The temple at Thebes, now modern day Luxor, was built in the heart of the ancient city, and was dedicated to the god Amun. It was known in the time of the New Kingdom as Ipt-Rsyt which means the southern shrine. Luxor temple was built by Amenhotep III. The temple was constructed on the site of an older temple built in the 12th dynasty. Ramses II completed the temple. Many additions were made by subsequent rulers including Merenpetah, Seti I, Ramses III, Ramses IV, and Ramses VI. Later Alexander the Great rebuilt the Sanctuary. During Christian times the inner section was converted into a church. Later a Mosque named Abou el-Hagag was built on the site. Today the temple is a major attraction, with tourists from the cruise boats almost forming a continuous chain as they walk from their mooring points, along the road that runs along by the river, to the temple site.
The approach to the temple is known as the Avenue of Sphinxes, which in ancient times stretched all the way to the temple at Karnak. Directly in front stands the entry Pylons of Ramses II. To one side stands an obelisk, this is one of a pair, the other can now be found in the Place de le Concorde in Paris, France. At the base of the Pylons are statues of the Pharaoh Ramses II in a seated position. Once through the Pylons, look up to your left and you will see the Mosque of Abou -el Hagag. To the right are the remains of a shrine built by Hatshepsut and Tothmusis II and dedicated to the Theban triad. The triad consists of the sun god Amon-Ra, his wife the goddess Mut, with the third being their son Khonsu. Walking forward you leave the open court of Ramses II and walk along a processional Colonnade originally built by Amenhotep III, and consists of two rows of columns and decorated walls. This leads through to the Court of Amenhotep III with a double row of papyrus-bud columns on three of the four sides. The forth side leads into a Hypostyle hall with 32 columns.
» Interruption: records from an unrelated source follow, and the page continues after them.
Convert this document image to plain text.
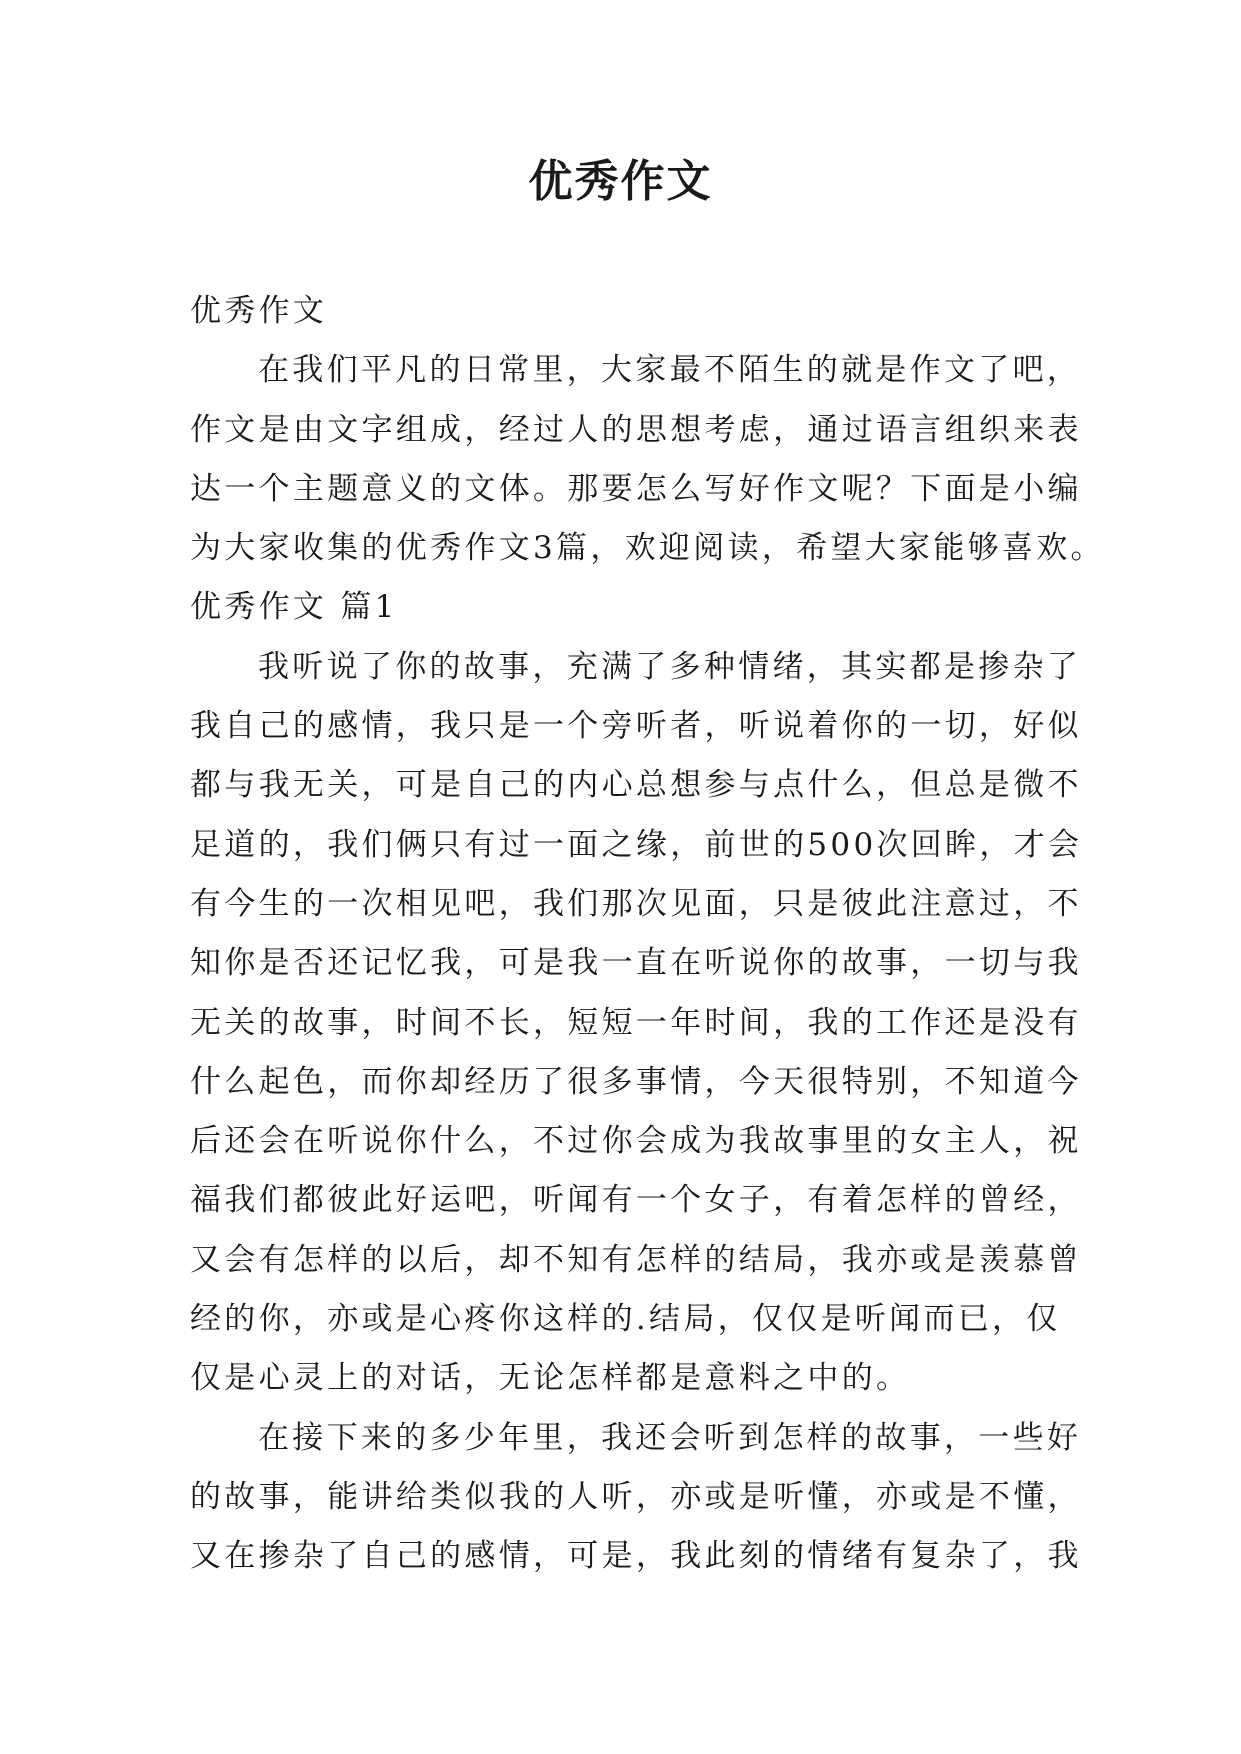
优秀作文
优秀作文
在我们平凡的日常里，大家最不陌生的就是作文了吧，
作文是由文字组成，经过人的思想考虑，通过语言组织来表
达一个主题意义的文体。那要怎么写好作文呢？下面是小编
为大家收集的优秀作文3篇，欢迎阅读，希望大家能够喜欢。
优秀作文 篇1
我听说了你的故事，充满了多种情绪，其实都是掺杂了
我自己的感情，我只是一个旁听者，听说着你的一切，好似
都与我无关，可是自己的内心总想参与点什么，但总是微不
足道的，我们俩只有过一面之缘，前世的500次回眸，才会
有今生的一次相见吧，我们那次见面，只是彼此注意过，不
知你是否还记忆我，可是我一直在听说你的故事，一切与我
无关的故事，时间不长，短短一年时间，我的工作还是没有
什么起色，而你却经历了很多事情，今天很特别，不知道今
后还会在听说你什么，不过你会成为我故事里的女主人，祝
福我们都彼此好运吧，听闻有一个女子，有着怎样的曾经，
又会有怎样的以后，却不知有怎样的结局，我亦或是羡慕曾
经的你，亦或是心疼你这样的.结局，仅仅是听闻而已，仅
仅是心灵上的对话，无论怎样都是意料之中的。
在接下来的多少年里，我还会听到怎样的故事，一些好
的故事，能讲给类似我的人听，亦或是听懂，亦或是不懂，
又在掺杂了自己的感情，可是，我此刻的情绪有复杂了，我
Deeper into the temple, you get to an area that in later times the Christians used as a church. At the far end of the temple is the Sanctuary of Amon-Ra, this area was restored in the time of Alexander the Great. Egyptian temples were usually built in straight lines, but looking at the plan you can see that Luxor temple has been built completely off line. This is due to Ramses II who when planning his Court, wanted to include the older Temple to the Theban Triad.